Операция, именуемая «переход границы», начинается на рассвете. Сотни автомобилей с ливанцами, по тем или иным причинам желающими попасть на юг своей страны, скапливаются на шоссе, перед границей. Границей между кем и кем? Между ливанцами и ливанцами? Между мусульманами и христианами? Между нами и сирийцами? Или, если глобальней, между двумя противоборствующими силами, неизмеримо более мощными, чем мы и сирийцы, вместе взятые — между Советами и Западом? Все это верно, и до всего этого нет дела вон той ливанской старухе, ковыляющей по дороге с мешком на голове. Она глядит перед собой и чуть вниз белесыми индюшачьими глазами, она даже самой себе, наверно, не задает вопроса, почему это она должна переть пешком со своим мешком, вместо того, чтобы ехать на автобусе или на ишаке. Впрочем, может быть, и задает — это просто мне не хочется, чтобы она задавала: ответ на этот вопрос не сделает нам чести…
Они более похожи на беженцев, чем на путешественников, эти ливанцы. Километра полтора должны они протопать пешком, с кладью. Это обременительная прогулка и оскорбительная. Они идут молча, глядят устало или сумрачно. Не слышно ни шуток, ни смеха. Дети не шалят, понуро плетутся рядом с родителями. Знакомая мне по советской Средней Азии, характерная для Востока картина: впереди идет молодая жена, ловко балансируя большим чемоданом на голове, следом за ней тащится пожилой тучный супруг — налегке, с жениной лакированной сумочкой в руке. Это, собственно, не совсем по правилам: супруг должен идти впереди — но ситуация, как видно, настолько неприятная, что тут уж не до правил. А может, толстяк просто устал и еле тянет ноги… Миновав пешеходный отрезок пути и проделав все необходимые формальности, ливанцы скапливаются на окраине деревеньки, расположенной уже на «нашей» территории. Они толпятся на дороге и на ее обочинах, то ли поджидая отставших, то ли по иной какой-либо нужде. Их тут человек 300–400, и еще новые подходят.
Держа путь с юга на север, я въехал в эту деревеньку в открытом командкаре. Я сидел в кузове, на откидной скамейке, прислонясь спиной к бортовым перильцам. Перед нами, в двух десятках метров, шел джип командира батальона. Сбросив скорость до минимума и непрерывно сигналя, мы въехали в толпу, как в густое вязкое вещество. Люди расступались перед машинами медленно, не то, чтобы нехотя, но и безо всякого желания, — покорно, но не предупредительно. И в этой несуетливой покорности толпы гнездился и зрел бунт.
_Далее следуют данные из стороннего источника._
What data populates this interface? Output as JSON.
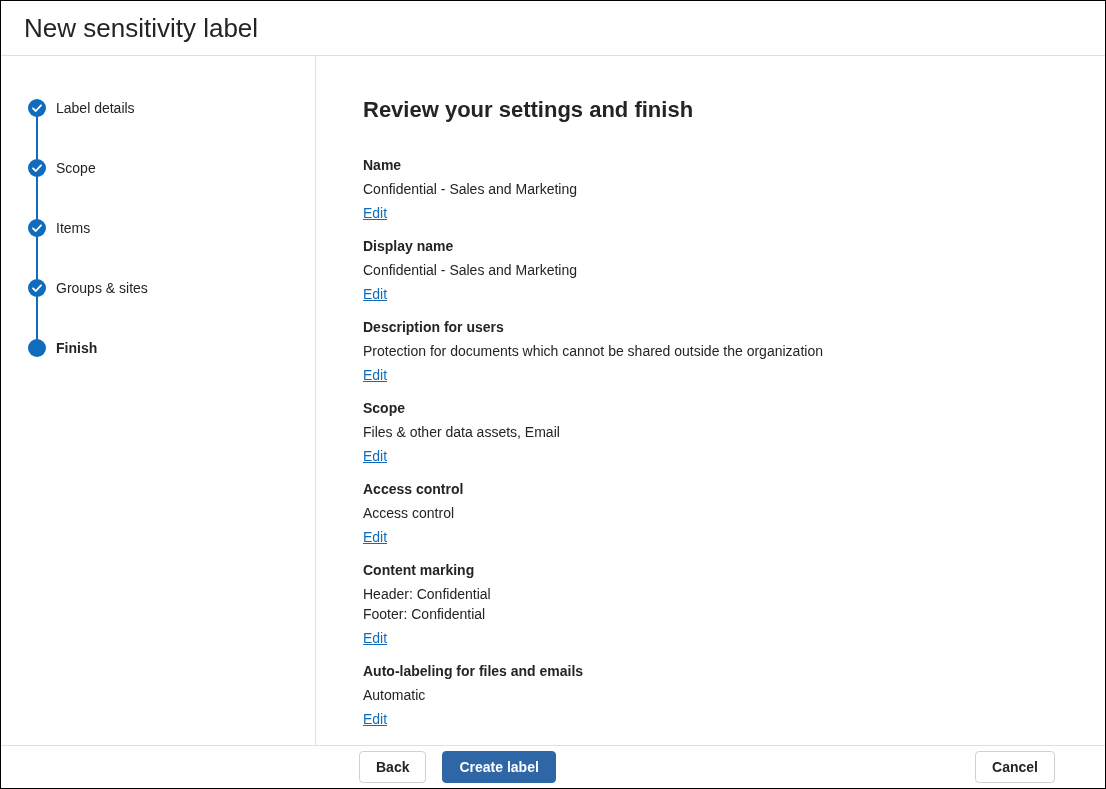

Самая неприятная опасность — это та, которую, не видя перед собою, чувствуешь спиной. Я чувствовал совершенно отчетливо, как вот сейчас чья-то рука подымется над толпой, липнущей к бортам машины, и ударит меня ножом в спину. Какой это, интересно, будет нож: армейский кинжал, уличная финка или широкий кухонный, шершавый от присохших крошек хлеба? Я мог бы поспешно подняться со своей скамейки и пересесть на запасное колесо на дне кузова, и тогда моя спина была бы защищена железной задней стенкой кабины и я получил бы возможность действовать автоматом по своему усмотрению, в любом направлении перед собой. Но мне было позорно и скучно пересаживаться перед уставившейся на меня толпой, пересаживаться поспешно и проворно, и я остался сидеть, как сидел. Принадлежность к лучшей в мире армии не придавала мне гордости и радости. Только выбравшись из толпы на свободную дорогу, я вспомнил, что на мне пуленепробиваемый жилет.
Из джипа выскочил командир батальона и, размахивая руками, закричал:
— Назад! Очистить дорогу! Разойдись!
Но ливанская толпа, как и всякая другая толпа, была неуправляема и не думала расходиться. Комбат размахивал руками и наступал на толпу, а толпа только еле-еле прогибалась в том месте, где напирал комбат, но не вступала с ним в соприкосновение. Из комбатского джипа вышли вслед за своим командиром второй офицер и водитель и бегали вдоль фронта толпы, перегородившей дорогу. Толпа гомонила монотонно, сдвинуть ее с места, казалось, было невозможно — как невозможно муравью сдвинуть с места ком теста, приготовленного для выпечки хлебного каравая. Тогда комбат дал длинную очередь в воздух от бедра. Услышав выстрелы, второй офицер выдернул пистолет и тоже несколько раз выстрелил в воздух.
Мне почему-то, совершенно некстати, вспомнилась Сенатская площадь, толпа декабристов и генерал Сухозанет со своими пушками. Толпа тогда была рассеяна, побежала и многие погибли в давке.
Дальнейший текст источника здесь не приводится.